More broadly, China’s pragmatic soft-power approach risks collapsing into mere transactionalism, with any benefit to China contingent on others’ receiving material benefits. When I asked Ethiopian university officials what would happen to Confucius Institutes in the country if studying at them no longer led to jobs at Chinese companies, their response was clear and terse: “We would close them down.” It remains to be seen how China’s years of pandemic isolation, which have hindered people-to-people exchanges, will affect its image in the global South. In the absence of a larger ideational vision, however, China will need to keep doling out ever larger gifts—a task that will become harder if the Chinese economy continues to slow.

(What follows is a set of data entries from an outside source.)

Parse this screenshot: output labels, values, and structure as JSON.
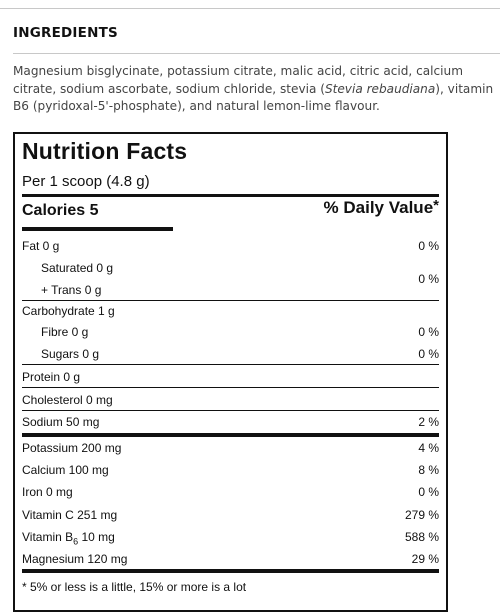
{
  "ingredients": {
    "title": "INGREDIENTS",
    "line1": "Magnesium bisglycinate, potassium citrate, malic acid, citric acid, calcium",
    "line2_a": "citrate, sodium ascorbate, sodium chloride, stevia (",
    "line2_italic": "Stevia rebaudiana",
    "line2_b": "), vitamin",
    "line3": "B6 (pyridoxal-5'-phosphate), and natural lemon-lime flavour."
  },
  "nutrition": {
    "title": "Nutrition Facts",
    "serving": "Per 1 scoop (4.8 g)",
    "calories": "Calories 5",
    "dv_header": "% Daily Value",
    "dv_star": "*",
    "fat": {
      "label": "Fat 0 g",
      "value": "0 %"
    },
    "saturated": {
      "label": "Saturated 0 g"
    },
    "trans": {
      "label": "+ Trans 0 g"
    },
    "sat_trans_value": "0 %",
    "carbohydrate": {
      "label": "Carbohydrate 1 g"
    },
    "fibre": {
      "label": "Fibre 0 g",
      "value": "0 %"
    },
    "sugars": {
      "label": "Sugars 0 g",
      "value": "0 %"
    },
    "protein": {
      "label": "Protein 0 g"
    },
    "cholesterol": {
      "label": "Cholesterol 0 mg"
    },
    "sodium": {
      "label": "Sodium 50 mg",
      "value": "2 %"
    },
    "potassium": {
      "label": "Potassium 200 mg",
      "value": "4 %"
    },
    "calcium": {
      "label": "Calcium 100 mg",
      "value": "8 %"
    },
    "iron": {
      "label": "Iron 0 mg",
      "value": "0 %"
    },
    "vitamin_c": {
      "label": "Vitamin C 251 mg",
      "value": "279 %"
    },
    "vitamin_b6": {
      "label_a": "Vitamin B",
      "label_sub": "6",
      "label_b": " 10 mg",
      "value": "588 %"
    },
    "magnesium": {
      "label": "Magnesium 120 mg",
      "value": "29 %"
    },
    "footnote": "* 5% or less is a little, 15% or more is a lot"
  }
}
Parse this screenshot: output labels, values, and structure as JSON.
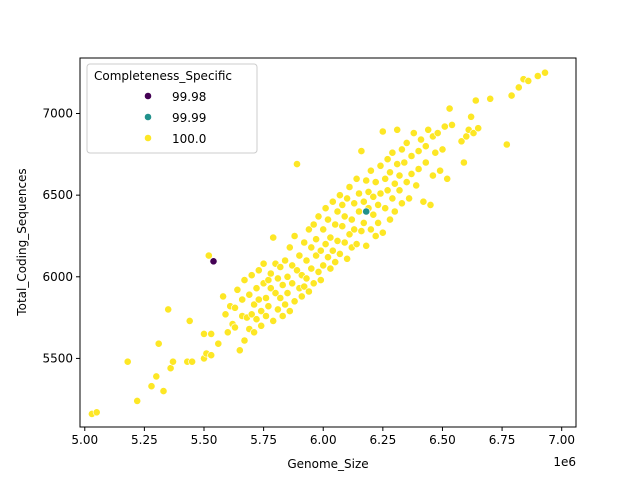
{
  "chart_data": {
    "type": "scatter",
    "title": "",
    "xlabel": "Genome_Size",
    "ylabel": "Total_Coding_Sequences",
    "x_offset_label": "1e6",
    "xlim": [
      4.98,
      7.06
    ],
    "ylim": [
      5080,
      7340
    ],
    "x_ticks": [
      "5.00",
      "5.25",
      "5.50",
      "5.75",
      "6.00",
      "6.25",
      "6.50",
      "6.75",
      "7.00"
    ],
    "y_ticks": [
      "5500",
      "6000",
      "6500",
      "7000"
    ],
    "grid": false,
    "legend": {
      "title": "Completeness_Specific",
      "placement": "upper-left",
      "entries": [
        {
          "label": "99.98",
          "color": "#440154"
        },
        {
          "label": "99.99",
          "color": "#21918c"
        },
        {
          "label": "100.0",
          "color": "#fde725"
        }
      ]
    },
    "series": [
      {
        "name": "99.98",
        "color": "#440154",
        "points": [
          [
            5.54,
            6095
          ]
        ]
      },
      {
        "name": "99.99",
        "color": "#21918c",
        "points": [
          [
            6.18,
            6400
          ]
        ]
      },
      {
        "name": "100.0",
        "color": "#fde725",
        "points": [
          [
            5.03,
            5160
          ],
          [
            5.05,
            5170
          ],
          [
            5.18,
            5480
          ],
          [
            5.22,
            5240
          ],
          [
            5.28,
            5330
          ],
          [
            5.3,
            5390
          ],
          [
            5.31,
            5590
          ],
          [
            5.33,
            5300
          ],
          [
            5.35,
            5800
          ],
          [
            5.36,
            5440
          ],
          [
            5.37,
            5480
          ],
          [
            5.43,
            5480
          ],
          [
            5.44,
            5730
          ],
          [
            5.45,
            5480
          ],
          [
            5.5,
            5500
          ],
          [
            5.5,
            5650
          ],
          [
            5.51,
            5530
          ],
          [
            5.52,
            6130
          ],
          [
            5.53,
            5520
          ],
          [
            5.53,
            5650
          ],
          [
            5.56,
            5590
          ],
          [
            5.58,
            5880
          ],
          [
            5.59,
            5770
          ],
          [
            5.6,
            5660
          ],
          [
            5.61,
            5820
          ],
          [
            5.62,
            5710
          ],
          [
            5.63,
            5810
          ],
          [
            5.63,
            5690
          ],
          [
            5.64,
            5920
          ],
          [
            5.65,
            5550
          ],
          [
            5.66,
            5860
          ],
          [
            5.66,
            5760
          ],
          [
            5.67,
            5610
          ],
          [
            5.67,
            5980
          ],
          [
            5.68,
            5750
          ],
          [
            5.69,
            5680
          ],
          [
            5.69,
            5890
          ],
          [
            5.7,
            5770
          ],
          [
            5.7,
            6010
          ],
          [
            5.71,
            5660
          ],
          [
            5.71,
            5830
          ],
          [
            5.72,
            5930
          ],
          [
            5.72,
            5740
          ],
          [
            5.73,
            6040
          ],
          [
            5.73,
            5860
          ],
          [
            5.74,
            5790
          ],
          [
            5.74,
            5700
          ],
          [
            5.75,
            5960
          ],
          [
            5.75,
            6080
          ],
          [
            5.76,
            5870
          ],
          [
            5.76,
            5760
          ],
          [
            5.77,
            5980
          ],
          [
            5.77,
            5820
          ],
          [
            5.78,
            6020
          ],
          [
            5.78,
            5930
          ],
          [
            5.79,
            6240
          ],
          [
            5.79,
            5730
          ],
          [
            5.8,
            5900
          ],
          [
            5.8,
            6080
          ],
          [
            5.81,
            5800
          ],
          [
            5.81,
            5990
          ],
          [
            5.82,
            5870
          ],
          [
            5.82,
            6060
          ],
          [
            5.83,
            5760
          ],
          [
            5.83,
            5950
          ],
          [
            5.84,
            6100
          ],
          [
            5.84,
            5830
          ],
          [
            5.85,
            6000
          ],
          [
            5.85,
            5900
          ],
          [
            5.86,
            6180
          ],
          [
            5.86,
            5790
          ],
          [
            5.87,
            6070
          ],
          [
            5.87,
            5960
          ],
          [
            5.88,
            6250
          ],
          [
            5.88,
            5850
          ],
          [
            5.89,
            6690
          ],
          [
            5.89,
            6040
          ],
          [
            5.9,
            5930
          ],
          [
            5.9,
            6130
          ],
          [
            5.91,
            5880
          ],
          [
            5.91,
            6010
          ],
          [
            5.92,
            6210
          ],
          [
            5.92,
            5940
          ],
          [
            5.93,
            6100
          ],
          [
            5.93,
            5990
          ],
          [
            5.94,
            6290
          ],
          [
            5.94,
            5910
          ],
          [
            5.95,
            6180
          ],
          [
            5.95,
            6050
          ],
          [
            5.96,
            6320
          ],
          [
            5.96,
            5960
          ],
          [
            5.97,
            6130
          ],
          [
            5.97,
            6230
          ],
          [
            5.98,
            6030
          ],
          [
            5.98,
            6370
          ],
          [
            5.99,
            6160
          ],
          [
            5.99,
            5980
          ],
          [
            6.0,
            6290
          ],
          [
            6.0,
            6070
          ],
          [
            6.01,
            6420
          ],
          [
            6.01,
            6200
          ],
          [
            6.02,
            6120
          ],
          [
            6.02,
            6350
          ],
          [
            6.03,
            6050
          ],
          [
            6.03,
            6240
          ],
          [
            6.04,
            6460
          ],
          [
            6.04,
            6160
          ],
          [
            6.05,
            6320
          ],
          [
            6.05,
            6090
          ],
          [
            6.06,
            6400
          ],
          [
            6.06,
            6220
          ],
          [
            6.07,
            6500
          ],
          [
            6.07,
            6140
          ],
          [
            6.08,
            6310
          ],
          [
            6.08,
            6440
          ],
          [
            6.09,
            6210
          ],
          [
            6.09,
            6370
          ],
          [
            6.1,
            6110
          ],
          [
            6.1,
            6480
          ],
          [
            6.11,
            6260
          ],
          [
            6.11,
            6550
          ],
          [
            6.12,
            6350
          ],
          [
            6.12,
            6180
          ],
          [
            6.13,
            6450
          ],
          [
            6.13,
            6290
          ],
          [
            6.14,
            6600
          ],
          [
            6.14,
            6200
          ],
          [
            6.15,
            6400
          ],
          [
            6.15,
            6510
          ],
          [
            6.16,
            6280
          ],
          [
            6.16,
            6770
          ],
          [
            6.17,
            6460
          ],
          [
            6.17,
            6330
          ],
          [
            6.18,
            6590
          ],
          [
            6.18,
            6190
          ],
          [
            6.19,
            6420
          ],
          [
            6.19,
            6520
          ],
          [
            6.2,
            6290
          ],
          [
            6.2,
            6650
          ],
          [
            6.21,
            6380
          ],
          [
            6.21,
            6490
          ],
          [
            6.22,
            6250
          ],
          [
            6.22,
            6580
          ],
          [
            6.23,
            6440
          ],
          [
            6.23,
            6330
          ],
          [
            6.24,
            6680
          ],
          [
            6.24,
            6510
          ],
          [
            6.25,
            6270
          ],
          [
            6.25,
            6890
          ],
          [
            6.26,
            6600
          ],
          [
            6.26,
            6420
          ],
          [
            6.27,
            6720
          ],
          [
            6.27,
            6530
          ],
          [
            6.28,
            6350
          ],
          [
            6.28,
            6640
          ],
          [
            6.29,
            6480
          ],
          [
            6.29,
            6760
          ],
          [
            6.3,
            6570
          ],
          [
            6.3,
            6400
          ],
          [
            6.31,
            6900
          ],
          [
            6.31,
            6690
          ],
          [
            6.32,
            6530
          ],
          [
            6.32,
            6620
          ],
          [
            6.33,
            6780
          ],
          [
            6.33,
            6450
          ],
          [
            6.34,
            6700
          ],
          [
            6.35,
            6580
          ],
          [
            6.35,
            6820
          ],
          [
            6.36,
            6480
          ],
          [
            6.37,
            6740
          ],
          [
            6.37,
            6630
          ],
          [
            6.38,
            6880
          ],
          [
            6.39,
            6560
          ],
          [
            6.4,
            6770
          ],
          [
            6.4,
            6660
          ],
          [
            6.41,
            6840
          ],
          [
            6.42,
            6460
          ],
          [
            6.43,
            6800
          ],
          [
            6.43,
            6700
          ],
          [
            6.44,
            6900
          ],
          [
            6.45,
            6440
          ],
          [
            6.46,
            6860
          ],
          [
            6.46,
            6620
          ],
          [
            6.47,
            6760
          ],
          [
            6.48,
            6880
          ],
          [
            6.49,
            6650
          ],
          [
            6.5,
            6780
          ],
          [
            6.51,
            6920
          ],
          [
            6.52,
            6600
          ],
          [
            6.53,
            7030
          ],
          [
            6.54,
            6930
          ],
          [
            6.58,
            6830
          ],
          [
            6.59,
            6700
          ],
          [
            6.6,
            6860
          ],
          [
            6.61,
            6900
          ],
          [
            6.62,
            6980
          ],
          [
            6.63,
            6880
          ],
          [
            6.64,
            7080
          ],
          [
            6.65,
            6910
          ],
          [
            6.7,
            7090
          ],
          [
            6.77,
            6810
          ],
          [
            6.79,
            7110
          ],
          [
            6.82,
            7160
          ],
          [
            6.84,
            7210
          ],
          [
            6.86,
            7200
          ],
          [
            6.9,
            7230
          ],
          [
            6.93,
            7250
          ]
        ]
      }
    ]
  }
}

Officials in the United States have been thinking about, talking about, and consciously wielding soft power, although unevenly and often ambivalently, for decades. Their Chinese counterparts got a later start. This could be a disadvantage, but it could also work to China’s benefit. Contradictions, internal tensions, and even hypocrisy have become deeply woven into U.S. soft power. Managed properly, China’s less lofty vision of soft power might yet avoid that problem, so long as it can remain “soft” at all. Meanwhile, despite the belief in Washington and Beijing that the two countries are engaged in a soft-power competition, the reality looks more like soft-power coexistence. Their success in making themselves more attractive depends not so much on outmaneuvering each other as on overcoming their own internal frictions. As each country tries to refine its appeal and reduce the other’s, much of the world is becoming less interested in the question of whether the American model or the Chinese one is the most attractive overall and more interested in what each one has to offer.